By Eleanor Bartel
Whether it's power, vinyasa, hatha, Bikram, or Baptiste, yoga performed in a heated studio has become a popular new trend. Hot yoga can be a taught in a variety of styles, but the yoga itself is always performed in a studio that is most typically heated between 90 to 105 degrees Fahrenheit. The idea is that the heat will help students deepen their practice by allowing the muscles and ligaments to relax and stretch in the warm environment. Many practitioners also believe that by sweating in the heated studio, students can detox their body. Hot yoga is an intense experience, but it can be suitable for yoga beginners. Even novices can benefit from a hot yoga class, as long as they have an experienced teacher to prepare them.
Hot Yoga Introduction
If you have a new student coming into your hot yoga class, make an effort to give them a tour of the studio before their first class.
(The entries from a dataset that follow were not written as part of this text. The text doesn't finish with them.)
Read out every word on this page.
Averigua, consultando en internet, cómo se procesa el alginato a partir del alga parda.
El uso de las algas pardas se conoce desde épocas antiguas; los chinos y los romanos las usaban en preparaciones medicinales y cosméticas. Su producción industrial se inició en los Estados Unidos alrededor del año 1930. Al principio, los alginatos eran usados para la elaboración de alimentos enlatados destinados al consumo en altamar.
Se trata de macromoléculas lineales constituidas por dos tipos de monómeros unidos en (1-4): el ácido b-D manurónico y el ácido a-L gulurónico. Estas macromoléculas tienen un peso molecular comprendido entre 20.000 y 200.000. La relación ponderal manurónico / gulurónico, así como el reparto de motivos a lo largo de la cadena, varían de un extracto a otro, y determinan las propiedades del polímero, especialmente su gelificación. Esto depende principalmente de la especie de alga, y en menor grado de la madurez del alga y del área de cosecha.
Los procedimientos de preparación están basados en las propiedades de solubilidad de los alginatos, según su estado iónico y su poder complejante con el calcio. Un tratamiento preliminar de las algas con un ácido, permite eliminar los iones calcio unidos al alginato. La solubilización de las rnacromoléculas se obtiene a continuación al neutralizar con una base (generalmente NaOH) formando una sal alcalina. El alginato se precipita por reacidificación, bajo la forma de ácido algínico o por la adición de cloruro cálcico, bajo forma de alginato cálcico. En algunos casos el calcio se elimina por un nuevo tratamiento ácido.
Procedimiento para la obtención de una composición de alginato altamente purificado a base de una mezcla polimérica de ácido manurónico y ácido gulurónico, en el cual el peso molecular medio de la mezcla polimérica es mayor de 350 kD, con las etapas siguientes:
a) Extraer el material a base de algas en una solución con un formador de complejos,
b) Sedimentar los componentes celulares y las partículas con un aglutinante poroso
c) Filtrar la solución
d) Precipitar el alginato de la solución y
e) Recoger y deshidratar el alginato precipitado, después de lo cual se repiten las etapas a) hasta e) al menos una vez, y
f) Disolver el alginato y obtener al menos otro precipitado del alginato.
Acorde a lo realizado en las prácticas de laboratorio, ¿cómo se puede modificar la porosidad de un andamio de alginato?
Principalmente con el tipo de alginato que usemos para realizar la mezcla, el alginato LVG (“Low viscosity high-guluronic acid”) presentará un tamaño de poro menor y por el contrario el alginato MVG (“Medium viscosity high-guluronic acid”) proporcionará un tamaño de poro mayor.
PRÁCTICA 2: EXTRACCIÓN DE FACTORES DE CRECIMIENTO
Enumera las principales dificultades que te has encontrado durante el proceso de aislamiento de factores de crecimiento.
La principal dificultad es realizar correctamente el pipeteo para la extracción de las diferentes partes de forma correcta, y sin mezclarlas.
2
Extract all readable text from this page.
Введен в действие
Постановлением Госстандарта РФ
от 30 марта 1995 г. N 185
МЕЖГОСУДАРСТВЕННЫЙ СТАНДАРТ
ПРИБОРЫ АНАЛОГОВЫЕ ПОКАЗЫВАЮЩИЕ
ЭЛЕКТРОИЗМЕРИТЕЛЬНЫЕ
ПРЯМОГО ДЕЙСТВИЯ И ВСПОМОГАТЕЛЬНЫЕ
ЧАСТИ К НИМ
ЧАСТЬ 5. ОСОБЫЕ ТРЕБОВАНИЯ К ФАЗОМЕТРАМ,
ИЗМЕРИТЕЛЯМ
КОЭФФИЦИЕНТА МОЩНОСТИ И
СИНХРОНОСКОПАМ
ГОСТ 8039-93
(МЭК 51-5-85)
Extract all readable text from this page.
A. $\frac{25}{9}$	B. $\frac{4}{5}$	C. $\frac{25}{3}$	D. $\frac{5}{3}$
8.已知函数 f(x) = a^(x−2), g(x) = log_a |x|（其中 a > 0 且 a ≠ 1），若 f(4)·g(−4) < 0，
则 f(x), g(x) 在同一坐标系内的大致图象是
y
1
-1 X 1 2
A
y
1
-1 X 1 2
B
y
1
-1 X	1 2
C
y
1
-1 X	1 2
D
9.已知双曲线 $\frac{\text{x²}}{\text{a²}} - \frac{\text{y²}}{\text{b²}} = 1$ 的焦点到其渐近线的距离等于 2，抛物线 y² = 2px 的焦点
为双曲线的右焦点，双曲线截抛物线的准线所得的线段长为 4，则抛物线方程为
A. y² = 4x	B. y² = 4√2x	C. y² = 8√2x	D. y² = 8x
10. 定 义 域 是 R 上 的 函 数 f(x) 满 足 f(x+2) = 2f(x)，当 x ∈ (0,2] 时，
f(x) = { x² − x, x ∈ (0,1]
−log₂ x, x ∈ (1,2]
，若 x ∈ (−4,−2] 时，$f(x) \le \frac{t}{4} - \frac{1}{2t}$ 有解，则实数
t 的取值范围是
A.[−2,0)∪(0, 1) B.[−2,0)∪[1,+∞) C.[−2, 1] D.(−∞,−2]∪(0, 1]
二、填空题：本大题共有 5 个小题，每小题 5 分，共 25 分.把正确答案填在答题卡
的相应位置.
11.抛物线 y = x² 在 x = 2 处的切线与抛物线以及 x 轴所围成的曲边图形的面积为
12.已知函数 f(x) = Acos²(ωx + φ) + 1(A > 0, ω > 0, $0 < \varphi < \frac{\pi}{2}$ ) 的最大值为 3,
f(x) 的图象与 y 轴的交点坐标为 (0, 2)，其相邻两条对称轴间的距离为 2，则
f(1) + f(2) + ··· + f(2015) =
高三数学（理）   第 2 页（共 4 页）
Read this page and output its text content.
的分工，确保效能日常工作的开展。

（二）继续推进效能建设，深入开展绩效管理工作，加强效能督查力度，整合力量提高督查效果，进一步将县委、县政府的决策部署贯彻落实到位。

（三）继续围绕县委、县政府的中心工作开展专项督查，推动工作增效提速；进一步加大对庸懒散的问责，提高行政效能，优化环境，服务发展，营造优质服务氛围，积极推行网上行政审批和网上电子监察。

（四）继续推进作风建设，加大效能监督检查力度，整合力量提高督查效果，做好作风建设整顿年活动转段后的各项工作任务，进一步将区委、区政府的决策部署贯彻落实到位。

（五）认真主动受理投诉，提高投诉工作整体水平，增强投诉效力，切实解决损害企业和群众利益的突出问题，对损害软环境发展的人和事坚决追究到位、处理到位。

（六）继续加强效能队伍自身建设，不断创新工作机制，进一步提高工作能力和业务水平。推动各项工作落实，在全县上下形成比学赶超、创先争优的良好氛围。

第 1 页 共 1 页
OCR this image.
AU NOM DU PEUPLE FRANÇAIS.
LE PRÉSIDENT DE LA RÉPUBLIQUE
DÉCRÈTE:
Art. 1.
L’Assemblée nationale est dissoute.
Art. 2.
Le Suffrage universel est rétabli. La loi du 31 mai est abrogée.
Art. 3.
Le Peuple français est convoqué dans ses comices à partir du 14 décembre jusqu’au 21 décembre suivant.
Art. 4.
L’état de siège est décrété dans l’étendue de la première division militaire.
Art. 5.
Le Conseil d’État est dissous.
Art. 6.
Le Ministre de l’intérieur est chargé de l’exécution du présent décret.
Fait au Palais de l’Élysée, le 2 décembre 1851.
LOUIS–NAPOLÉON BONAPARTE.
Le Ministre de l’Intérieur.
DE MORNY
Be sure to go into the heated room with them so that they will know what to expect. Show the student where you keep your mats, if you have any available for rent, and where they can get water. Make sure you discuss what they will need to bring, such as a mat, towel, and water, and what is appropriate for them to wear to class. You can show them where they can keep their things and where they can shower. Be sure to go over what they should not bring into the actual class (like cell phones!). Before their first class, it can be helpful to give out information about proper nutrition and hydration as well. Students should be well-hydrated before they arrive to a hot yoga class in order to avoid fatigue and nausea. It is also best to perform hot yoga on a mostly empty stomach, so advise eating a light meal no later than 1 and a half hours before class. This may seem like a lot of information, but it will help the student be prepared for their first class.
Listening to the Body
Encourage each student, whether they are a total beginner or a more experienced practitioner, to listen to their body during class. Sometimes, the heat can be overwhelming, and a student may feel nauseous or faint. This can happen even if someone has taken classes more months – perhaps they didn't get enough water that day, or they are feeling run down. Encourage students to stay in the room if possible, resting in a restorative pose such as Shavasana or child's pose if they need to. Make sure students are drinking enough water and replenishing electrolytes if they have dizziness or lightheadedness during class. Don't pressure your students into remaining in the heated room at all times. Let them to listen to their bodies and leave if they need to. This is especially true for beginners, who are not yet accustomed to the heat.
Discuss Health Conditions
While most people can benefit from hot yoga, even if they are a yoga novice, some people with certain medical conditions should not try to do this practice. Before a new student signs up for your hot yoga class, encourage them to consult their physician to ensure they are healthy enough to participate. Some contraindications may include pregnancy, cardiovascular conditions, and chronic diseases. People taking certain prescription medications may also need to consult their doctor for more information before they can safely participate.
Hot yoga is a wonderful type of practice that is very unique and rewarding. Many people find themselves returning to hot yoga again and again because of the amazing feeling it gives the body, both during the practice and after. Both beginner practitioners and experienced students can participate in hot yoga classes of various levels in order to get all the benefits from practicing yoga in these special heated studios.